We've been working full steam ahead on Voost, going on 6 months now. In that timeframe, Jeff and I have accomplished an impressive amount of work for just two people. I've been putting in 10-15 hour days, seven days a week, of solid coding and Jeff has been doing the same. When he or I are out of town, we sit on Skype all day (and night) long working through any issues we have and bouncing ideas off each other. It has been a hugely productive cooperative development effort.

I've become a much better UX/UI designer than when I started. It had been years since I had worked on this side of things and it has been a lot of fun picking it back up. I've also become an absolute expert in CoffeeScript, JQuery, Less and all of the other hot front end technologies that are out there. On the back end, we've integrated with BrowserID for secure sign in as an option to Facebook Connect.
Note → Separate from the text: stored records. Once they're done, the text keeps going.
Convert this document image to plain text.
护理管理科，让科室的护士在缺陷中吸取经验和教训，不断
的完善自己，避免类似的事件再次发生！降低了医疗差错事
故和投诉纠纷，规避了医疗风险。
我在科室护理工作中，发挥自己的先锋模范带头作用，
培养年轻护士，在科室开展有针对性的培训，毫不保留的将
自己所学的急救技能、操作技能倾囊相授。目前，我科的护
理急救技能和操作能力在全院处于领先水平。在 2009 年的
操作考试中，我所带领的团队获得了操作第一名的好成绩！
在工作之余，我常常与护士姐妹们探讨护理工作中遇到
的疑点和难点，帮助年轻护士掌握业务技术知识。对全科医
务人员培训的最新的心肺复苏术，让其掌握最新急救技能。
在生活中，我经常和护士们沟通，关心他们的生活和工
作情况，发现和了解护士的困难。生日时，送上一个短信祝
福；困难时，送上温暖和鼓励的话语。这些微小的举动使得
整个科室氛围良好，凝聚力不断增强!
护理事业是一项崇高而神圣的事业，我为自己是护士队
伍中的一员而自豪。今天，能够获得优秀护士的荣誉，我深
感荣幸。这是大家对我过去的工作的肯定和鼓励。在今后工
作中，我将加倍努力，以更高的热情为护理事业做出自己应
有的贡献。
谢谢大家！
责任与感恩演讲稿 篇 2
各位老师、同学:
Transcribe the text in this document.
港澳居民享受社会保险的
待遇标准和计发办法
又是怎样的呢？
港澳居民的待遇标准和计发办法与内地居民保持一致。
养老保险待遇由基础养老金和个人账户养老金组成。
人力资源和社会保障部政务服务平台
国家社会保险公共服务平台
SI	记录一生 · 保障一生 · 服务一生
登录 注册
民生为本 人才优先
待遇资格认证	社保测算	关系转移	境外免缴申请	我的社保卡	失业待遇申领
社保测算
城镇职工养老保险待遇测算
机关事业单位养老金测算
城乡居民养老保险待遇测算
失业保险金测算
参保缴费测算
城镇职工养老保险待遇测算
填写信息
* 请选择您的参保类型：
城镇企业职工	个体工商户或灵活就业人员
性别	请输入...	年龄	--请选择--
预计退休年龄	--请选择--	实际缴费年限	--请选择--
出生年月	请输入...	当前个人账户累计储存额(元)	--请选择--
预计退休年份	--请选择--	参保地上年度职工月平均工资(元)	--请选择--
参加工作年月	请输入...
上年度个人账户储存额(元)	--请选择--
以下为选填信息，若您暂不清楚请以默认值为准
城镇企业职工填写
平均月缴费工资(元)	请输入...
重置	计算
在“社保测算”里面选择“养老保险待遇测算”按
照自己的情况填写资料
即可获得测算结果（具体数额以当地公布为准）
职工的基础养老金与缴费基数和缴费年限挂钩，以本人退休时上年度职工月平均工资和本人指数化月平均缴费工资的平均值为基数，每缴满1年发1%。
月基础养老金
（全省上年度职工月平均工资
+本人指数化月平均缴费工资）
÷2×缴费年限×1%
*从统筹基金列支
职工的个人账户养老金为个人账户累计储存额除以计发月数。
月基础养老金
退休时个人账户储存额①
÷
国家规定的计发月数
We've also switched to Objectify 4 which is the most advanced way to interact with the Google AppEngine database backend.

The sad face news is we have nothing public to show for all of this hard work quite yet. I could go on with a list of reasons, but they aren't really worth going over in detail. Suffice it to say, we just aren't ready to launch. I'd say that we are about 85-90% of the way there. Hopefully not more than about a month or so. For a few of my friends, what we have is enough and they are pressuring me to just put something out there, even if it is incomplete or buggy. I'm pushing back on them.

While I realize the cycling season is quickly picking up, I'm not in a huge hurry. Thankfully, after years of penny pinching, I have enough savings left to last me until we do launch. I really want to do this right. I want all of my cards on the table. I want people to wonder why nobody has done a site this good before. As cheesy as it sounds, I expect something close to perfection, even if it isn't absolutely feature complete. I think of how the original iPhone disrupted the cell phone market. We went from the clam shells and keyboards to touch screens overnight. It may sound silly, but I'm passionate about doing something like that with the event registration market.

Even without all of the features that other companies have, our application is light years more advanced than any other registration product out there. I know this because I've seen their systems, analyzed everything wrong with them and spent the time to come up with a vastly better designed user experience. This takes a lot of hard work and this will be a huge differentiator in the marketplace for us. I'm very proud of that fact. It will be very expensive and nearly impossible for our competitors to hire enough engineering talent to catch up with us.

A question I get a lot is: do you have any customers? Well, we don't. Not yet. I'm ok with that because I do have enough contacts and relationships to get the word out there to promoters. I think that people also really want this product, so when we launch, it will almost sell itself. I can't tell you how many times I've heard 'I hate XYZ's excessive fees!' and 'This XYZ registration site is so difficult to use!'

Besides, the cycling community, our initial target audience, is very small and I don't want to really start pressuring promoters to try out a system that isn't launched yet. I sure wouldn't trust anyone who doesn't have a live product. On the flip side, if I was a competitor, I'd be really scared of us right now. We are going to be very hungry for customers and it will be that much harder to compete when we have a better product with better pricing.

A bit of good news is that we are close to having a great company logo. We put a bounty up on one of those crowd sourced websites full of designers and got a number of excellent designs, out of over a hundred submissions. We are in the process of choosing the final one over the next couple of days. I look forward to announcing it.

Thanks for listening. Thanks to all my friends and family for the encouragement and advice. Thanks to my wife for putting up with me working all the time. Thanks to everyone who has offered to help. Expect another update soon. This is going to be a lot of fun!